Omelia (18-06-2012)
Paolo Curtaz
Commento su Matteo 5,38-42

Riprendiamo la lettura continua del discorso della montagna. Gesù, con un'audacia fuori dall'ordinario, prende alcuni punti controversi della tradizione orale della Torah e li rimette in discussione, meglio: li riporta all'essenziale. Noi uomini siamo abili nel manipolare la volontà di Dio e spesso ci facciamo scudo con le sue parole, scrupolosamente scelte fra quelle che ci fanno comodo... Il famoso detto "occhio per occhio..." che a noi sembra impregnato di violenza era, in realtà, un modo per riuscire a porre freno al dilagare della violenza.

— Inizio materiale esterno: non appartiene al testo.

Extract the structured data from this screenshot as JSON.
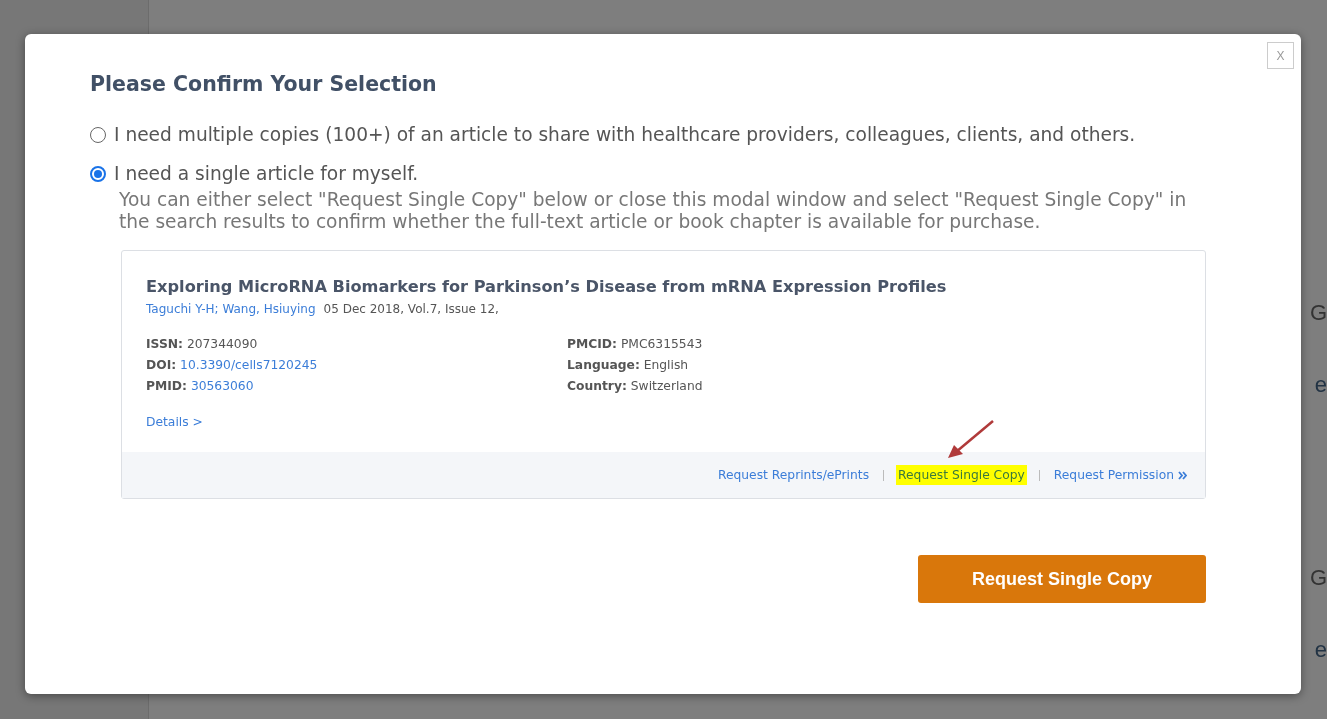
{
  "background_fragments": [
    "G",
    "e",
    "G",
    "e"
  ],
  "close": "X",
  "title": "Please Confirm Your Selection",
  "options": [
    {
      "label": "I need multiple copies (100+) of an article to share with healthcare providers, colleagues, clients, and others.",
      "selected": false
    },
    {
      "label": "I need a single article for myself.",
      "selected": true,
      "description": "You can either select \"Request Single Copy\" below or close this modal window and select \"Request Single Copy\" in the search results to confirm whether the full-text article or book chapter is available for purchase."
    }
  ],
  "article": {
    "title": "Exploring MicroRNA Biomarkers for Parkinson’s Disease from mRNA Expression Profiles",
    "authors": "Taguchi Y-H; Wang, Hsiuying",
    "citation": "05 Dec 2018, Vol.7, Issue 12,",
    "fields_left": [
      {
        "label": "ISSN:",
        "value": "207344090",
        "link": false
      },
      {
        "label": "DOI:",
        "value": "10.3390/cells7120245",
        "link": true
      },
      {
        "label": "PMID:",
        "value": "30563060",
        "link": true
      }
    ],
    "fields_right": [
      {
        "label": "PMCID:",
        "value": "PMC6315543",
        "link": false
      },
      {
        "label": "Language:",
        "value": "English",
        "link": false
      },
      {
        "label": "Country:",
        "value": "Switzerland",
        "link": false
      }
    ],
    "details_link": "Details >",
    "actions": [
      {
        "label": "Request Reprints/ePrints",
        "highlighted": false,
        "chevron": false
      },
      {
        "label": "Request Single Copy",
        "highlighted": true,
        "chevron": false
      },
      {
        "label": "Request Permission",
        "highlighted": false,
        "chevron": true
      }
    ]
  },
  "button": "Request Single Copy"
}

Ma Gesù esagera, spinge il discepolo al paradosso: si tratta di porgere l'altra guancia, se si viene schiaffeggiati. Gesù stesso, schiaffeggiato durante il processo, non porgerà l'altra guancia ma chiederà ragione di tale gesto. Il cristiano non è chiamato a soccombere, ad essere l'anello debole della catena, lo zerbino sopra cui tutti camminano. Ma non è neppure armato o aggressivo, vive con dignità senza cedere alla parte oscura e violenta di sé, sa difendersi senza cercare vendetta, ma augurandosi la conversione di chi lo sta umiliando.